For the classification task, GoogLeNet combined with the modified DCGAN augmentation achieved the highest performance across all models, with average precision, recall, and F1-score values of approximately 98%. These results indicate that generative model-based data augmentation effectively mitigates the challenges associated with limited datasets in plant disease classification. By generating balanced and diverse generative images, the approach enhances the robustness and generalization ability of deep learning classifiers.
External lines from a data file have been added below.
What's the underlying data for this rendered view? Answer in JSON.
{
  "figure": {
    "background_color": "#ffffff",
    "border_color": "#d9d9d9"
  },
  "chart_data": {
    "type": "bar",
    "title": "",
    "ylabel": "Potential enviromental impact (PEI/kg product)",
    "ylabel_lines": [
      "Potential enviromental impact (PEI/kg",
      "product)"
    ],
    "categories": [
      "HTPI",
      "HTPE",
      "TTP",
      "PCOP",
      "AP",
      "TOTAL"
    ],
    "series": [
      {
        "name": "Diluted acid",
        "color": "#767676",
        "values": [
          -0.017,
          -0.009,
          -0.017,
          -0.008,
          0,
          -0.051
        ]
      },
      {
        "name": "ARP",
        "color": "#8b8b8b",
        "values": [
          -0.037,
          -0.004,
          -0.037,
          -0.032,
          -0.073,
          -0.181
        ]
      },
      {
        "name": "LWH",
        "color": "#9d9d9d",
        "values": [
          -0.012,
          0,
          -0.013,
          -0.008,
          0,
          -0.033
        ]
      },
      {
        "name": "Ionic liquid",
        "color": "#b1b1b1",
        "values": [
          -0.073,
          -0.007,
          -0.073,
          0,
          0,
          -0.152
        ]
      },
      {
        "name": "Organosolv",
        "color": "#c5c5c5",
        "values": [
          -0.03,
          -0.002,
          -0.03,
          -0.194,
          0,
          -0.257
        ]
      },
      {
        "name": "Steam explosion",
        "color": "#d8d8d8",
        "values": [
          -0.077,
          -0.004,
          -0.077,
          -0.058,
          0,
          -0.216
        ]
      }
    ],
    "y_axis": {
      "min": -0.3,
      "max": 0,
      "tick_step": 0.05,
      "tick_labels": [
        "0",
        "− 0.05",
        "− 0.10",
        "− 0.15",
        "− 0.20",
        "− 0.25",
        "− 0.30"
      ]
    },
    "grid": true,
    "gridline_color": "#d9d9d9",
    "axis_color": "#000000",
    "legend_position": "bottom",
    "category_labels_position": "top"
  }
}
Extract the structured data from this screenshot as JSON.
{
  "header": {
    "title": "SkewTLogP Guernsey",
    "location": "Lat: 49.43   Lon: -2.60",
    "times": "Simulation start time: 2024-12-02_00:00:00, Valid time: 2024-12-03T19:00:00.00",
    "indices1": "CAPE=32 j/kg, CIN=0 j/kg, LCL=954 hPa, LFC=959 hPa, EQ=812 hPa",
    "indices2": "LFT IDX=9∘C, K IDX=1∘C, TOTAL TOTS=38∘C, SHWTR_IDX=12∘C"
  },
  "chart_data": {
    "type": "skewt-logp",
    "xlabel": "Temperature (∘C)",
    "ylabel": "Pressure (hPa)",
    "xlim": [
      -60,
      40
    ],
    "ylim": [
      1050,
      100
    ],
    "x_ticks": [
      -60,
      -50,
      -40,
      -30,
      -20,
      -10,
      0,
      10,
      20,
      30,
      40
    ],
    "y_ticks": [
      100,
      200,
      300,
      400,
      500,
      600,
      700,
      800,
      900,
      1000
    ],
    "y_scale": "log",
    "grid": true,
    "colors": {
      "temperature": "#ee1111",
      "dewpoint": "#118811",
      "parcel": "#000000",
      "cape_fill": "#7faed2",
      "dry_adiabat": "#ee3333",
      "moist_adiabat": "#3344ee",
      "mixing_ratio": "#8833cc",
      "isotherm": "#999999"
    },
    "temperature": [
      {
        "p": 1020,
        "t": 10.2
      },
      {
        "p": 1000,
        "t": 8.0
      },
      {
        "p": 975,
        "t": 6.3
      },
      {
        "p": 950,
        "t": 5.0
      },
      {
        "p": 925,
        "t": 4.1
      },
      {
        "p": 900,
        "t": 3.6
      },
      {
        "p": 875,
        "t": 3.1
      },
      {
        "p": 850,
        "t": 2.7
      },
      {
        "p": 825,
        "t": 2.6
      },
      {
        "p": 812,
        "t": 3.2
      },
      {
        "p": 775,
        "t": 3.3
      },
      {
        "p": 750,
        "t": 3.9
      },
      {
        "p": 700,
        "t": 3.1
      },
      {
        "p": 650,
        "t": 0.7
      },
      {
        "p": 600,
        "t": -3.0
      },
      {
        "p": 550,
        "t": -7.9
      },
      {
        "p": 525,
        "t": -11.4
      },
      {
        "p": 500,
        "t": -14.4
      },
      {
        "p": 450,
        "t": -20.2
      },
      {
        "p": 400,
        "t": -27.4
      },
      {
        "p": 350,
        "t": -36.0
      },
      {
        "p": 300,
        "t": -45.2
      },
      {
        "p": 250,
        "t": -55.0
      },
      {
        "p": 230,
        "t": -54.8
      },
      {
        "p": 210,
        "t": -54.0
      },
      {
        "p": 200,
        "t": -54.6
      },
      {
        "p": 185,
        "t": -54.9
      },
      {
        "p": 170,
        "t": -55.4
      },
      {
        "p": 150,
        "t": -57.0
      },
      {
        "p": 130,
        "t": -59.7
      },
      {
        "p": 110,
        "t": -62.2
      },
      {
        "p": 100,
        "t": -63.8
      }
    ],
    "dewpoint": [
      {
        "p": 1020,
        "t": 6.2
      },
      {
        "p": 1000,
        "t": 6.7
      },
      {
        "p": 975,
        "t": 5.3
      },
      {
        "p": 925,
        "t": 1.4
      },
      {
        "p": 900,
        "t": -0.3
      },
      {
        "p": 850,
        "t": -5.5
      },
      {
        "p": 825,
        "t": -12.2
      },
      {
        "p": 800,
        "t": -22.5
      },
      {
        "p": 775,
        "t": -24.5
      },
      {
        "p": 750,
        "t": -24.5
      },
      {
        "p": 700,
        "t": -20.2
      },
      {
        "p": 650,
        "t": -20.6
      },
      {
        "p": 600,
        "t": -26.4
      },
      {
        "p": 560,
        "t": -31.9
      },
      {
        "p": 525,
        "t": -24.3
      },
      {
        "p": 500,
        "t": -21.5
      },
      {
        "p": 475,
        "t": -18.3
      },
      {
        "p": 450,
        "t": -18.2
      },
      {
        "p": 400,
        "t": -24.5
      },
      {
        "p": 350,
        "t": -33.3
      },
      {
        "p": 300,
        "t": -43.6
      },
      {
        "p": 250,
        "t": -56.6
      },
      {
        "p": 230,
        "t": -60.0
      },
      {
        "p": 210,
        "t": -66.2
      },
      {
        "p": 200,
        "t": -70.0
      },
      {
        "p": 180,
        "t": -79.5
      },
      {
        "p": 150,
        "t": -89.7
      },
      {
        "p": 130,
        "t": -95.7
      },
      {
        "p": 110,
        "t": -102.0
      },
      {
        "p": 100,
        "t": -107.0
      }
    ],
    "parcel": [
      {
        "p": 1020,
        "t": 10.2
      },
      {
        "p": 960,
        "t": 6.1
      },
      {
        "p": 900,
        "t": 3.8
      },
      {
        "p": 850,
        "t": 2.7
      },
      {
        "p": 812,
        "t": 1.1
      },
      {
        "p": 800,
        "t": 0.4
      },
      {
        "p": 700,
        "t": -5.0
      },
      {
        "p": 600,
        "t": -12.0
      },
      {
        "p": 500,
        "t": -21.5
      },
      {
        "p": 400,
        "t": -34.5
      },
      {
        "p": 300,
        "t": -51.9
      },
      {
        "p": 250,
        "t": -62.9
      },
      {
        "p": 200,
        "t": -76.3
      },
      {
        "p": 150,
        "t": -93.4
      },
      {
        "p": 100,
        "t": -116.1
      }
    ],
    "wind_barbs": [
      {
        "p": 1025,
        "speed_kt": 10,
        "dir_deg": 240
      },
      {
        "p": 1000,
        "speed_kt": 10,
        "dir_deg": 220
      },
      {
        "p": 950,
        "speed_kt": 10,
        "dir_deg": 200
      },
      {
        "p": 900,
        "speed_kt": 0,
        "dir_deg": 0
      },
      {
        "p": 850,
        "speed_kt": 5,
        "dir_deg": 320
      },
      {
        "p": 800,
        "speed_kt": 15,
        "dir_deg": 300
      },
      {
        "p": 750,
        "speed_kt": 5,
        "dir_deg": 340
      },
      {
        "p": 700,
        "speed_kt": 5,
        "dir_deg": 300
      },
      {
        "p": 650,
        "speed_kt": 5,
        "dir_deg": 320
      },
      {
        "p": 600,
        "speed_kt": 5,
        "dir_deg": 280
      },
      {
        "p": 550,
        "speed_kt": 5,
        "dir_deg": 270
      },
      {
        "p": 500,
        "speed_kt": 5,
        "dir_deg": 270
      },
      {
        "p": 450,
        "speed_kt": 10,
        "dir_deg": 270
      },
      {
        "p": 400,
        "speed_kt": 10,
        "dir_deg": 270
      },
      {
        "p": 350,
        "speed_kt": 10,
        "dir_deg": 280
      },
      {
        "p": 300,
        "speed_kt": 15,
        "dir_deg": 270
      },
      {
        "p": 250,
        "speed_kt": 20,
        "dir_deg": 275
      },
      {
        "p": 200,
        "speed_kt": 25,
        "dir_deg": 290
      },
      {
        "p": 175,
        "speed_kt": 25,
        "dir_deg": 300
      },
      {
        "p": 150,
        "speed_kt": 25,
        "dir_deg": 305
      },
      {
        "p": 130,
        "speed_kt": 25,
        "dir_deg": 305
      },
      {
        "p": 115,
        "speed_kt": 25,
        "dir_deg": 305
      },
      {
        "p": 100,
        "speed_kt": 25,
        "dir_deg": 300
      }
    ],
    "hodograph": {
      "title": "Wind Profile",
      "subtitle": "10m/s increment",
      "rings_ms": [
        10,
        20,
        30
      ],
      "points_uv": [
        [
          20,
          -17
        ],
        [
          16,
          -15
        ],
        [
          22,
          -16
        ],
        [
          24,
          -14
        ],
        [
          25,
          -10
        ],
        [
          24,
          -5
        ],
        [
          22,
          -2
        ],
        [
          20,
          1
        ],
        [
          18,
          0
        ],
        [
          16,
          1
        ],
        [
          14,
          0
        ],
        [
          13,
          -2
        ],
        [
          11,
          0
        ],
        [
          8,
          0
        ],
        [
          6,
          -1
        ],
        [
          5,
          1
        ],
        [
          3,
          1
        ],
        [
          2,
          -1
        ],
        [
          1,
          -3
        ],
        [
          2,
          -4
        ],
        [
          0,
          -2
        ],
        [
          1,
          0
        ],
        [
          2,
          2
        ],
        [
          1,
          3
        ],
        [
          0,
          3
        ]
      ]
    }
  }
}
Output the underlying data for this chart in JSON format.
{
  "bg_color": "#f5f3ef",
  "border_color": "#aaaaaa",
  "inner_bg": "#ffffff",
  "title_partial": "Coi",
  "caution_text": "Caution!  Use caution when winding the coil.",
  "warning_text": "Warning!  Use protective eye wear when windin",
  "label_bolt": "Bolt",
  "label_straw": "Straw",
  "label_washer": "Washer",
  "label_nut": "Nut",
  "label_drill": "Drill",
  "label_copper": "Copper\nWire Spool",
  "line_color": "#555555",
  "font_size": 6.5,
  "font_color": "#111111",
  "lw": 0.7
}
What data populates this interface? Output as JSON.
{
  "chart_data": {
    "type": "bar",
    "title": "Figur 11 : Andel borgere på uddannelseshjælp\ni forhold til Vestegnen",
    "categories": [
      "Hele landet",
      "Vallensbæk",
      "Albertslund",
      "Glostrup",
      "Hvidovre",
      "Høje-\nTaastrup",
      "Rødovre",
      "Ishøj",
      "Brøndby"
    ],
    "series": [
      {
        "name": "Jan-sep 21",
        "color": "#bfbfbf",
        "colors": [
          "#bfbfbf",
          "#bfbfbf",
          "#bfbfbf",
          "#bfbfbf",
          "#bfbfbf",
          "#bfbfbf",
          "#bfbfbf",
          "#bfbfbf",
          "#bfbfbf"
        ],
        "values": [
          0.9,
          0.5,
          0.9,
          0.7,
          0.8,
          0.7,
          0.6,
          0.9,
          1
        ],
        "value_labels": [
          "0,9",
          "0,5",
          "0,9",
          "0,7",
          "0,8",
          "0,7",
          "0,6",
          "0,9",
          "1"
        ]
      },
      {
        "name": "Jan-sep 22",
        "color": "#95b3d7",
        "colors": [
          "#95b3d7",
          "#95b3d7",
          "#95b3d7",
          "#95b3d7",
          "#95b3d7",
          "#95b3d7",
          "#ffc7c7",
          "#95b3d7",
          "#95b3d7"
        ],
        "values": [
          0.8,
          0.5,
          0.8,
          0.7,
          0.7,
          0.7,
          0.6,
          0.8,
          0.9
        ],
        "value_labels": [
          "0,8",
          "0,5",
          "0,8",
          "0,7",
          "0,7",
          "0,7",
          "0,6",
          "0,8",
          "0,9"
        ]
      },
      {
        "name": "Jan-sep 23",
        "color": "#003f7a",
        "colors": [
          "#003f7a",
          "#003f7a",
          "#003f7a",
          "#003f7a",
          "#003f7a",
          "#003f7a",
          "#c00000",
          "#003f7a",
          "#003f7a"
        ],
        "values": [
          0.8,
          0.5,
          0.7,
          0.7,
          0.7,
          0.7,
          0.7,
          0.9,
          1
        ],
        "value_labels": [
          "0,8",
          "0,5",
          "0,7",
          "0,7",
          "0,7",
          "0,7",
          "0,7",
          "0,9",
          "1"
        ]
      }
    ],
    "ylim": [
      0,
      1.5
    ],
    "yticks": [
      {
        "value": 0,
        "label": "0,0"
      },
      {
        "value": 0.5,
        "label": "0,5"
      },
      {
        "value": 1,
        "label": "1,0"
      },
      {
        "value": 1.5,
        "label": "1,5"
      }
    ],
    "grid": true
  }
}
Furthermore, the findings emphasize the critical role of activation function selection in optimizing generative model performance, in comparison to the traditional augmentation methods, with Mish-based modified DCGAN augmentation performing best. Future research should focus on exploring alternative GAN architectures for better generative images and understanding the impact of different classification algorithm performance differences on different classes of disease to allow for a generalized classification model. Finally, integrating these augmentation methods into real-world agricultural systems and validating their effectiveness under practical field conditions will be essential to assess their applicability.

Overall, this study demonstrates the potential for application of the modified DCGAN for generative models to improve precision agriculture applications, particularly by properly detecting and classifying different plant diseases through enhanced data augmentation and deep learning strategies.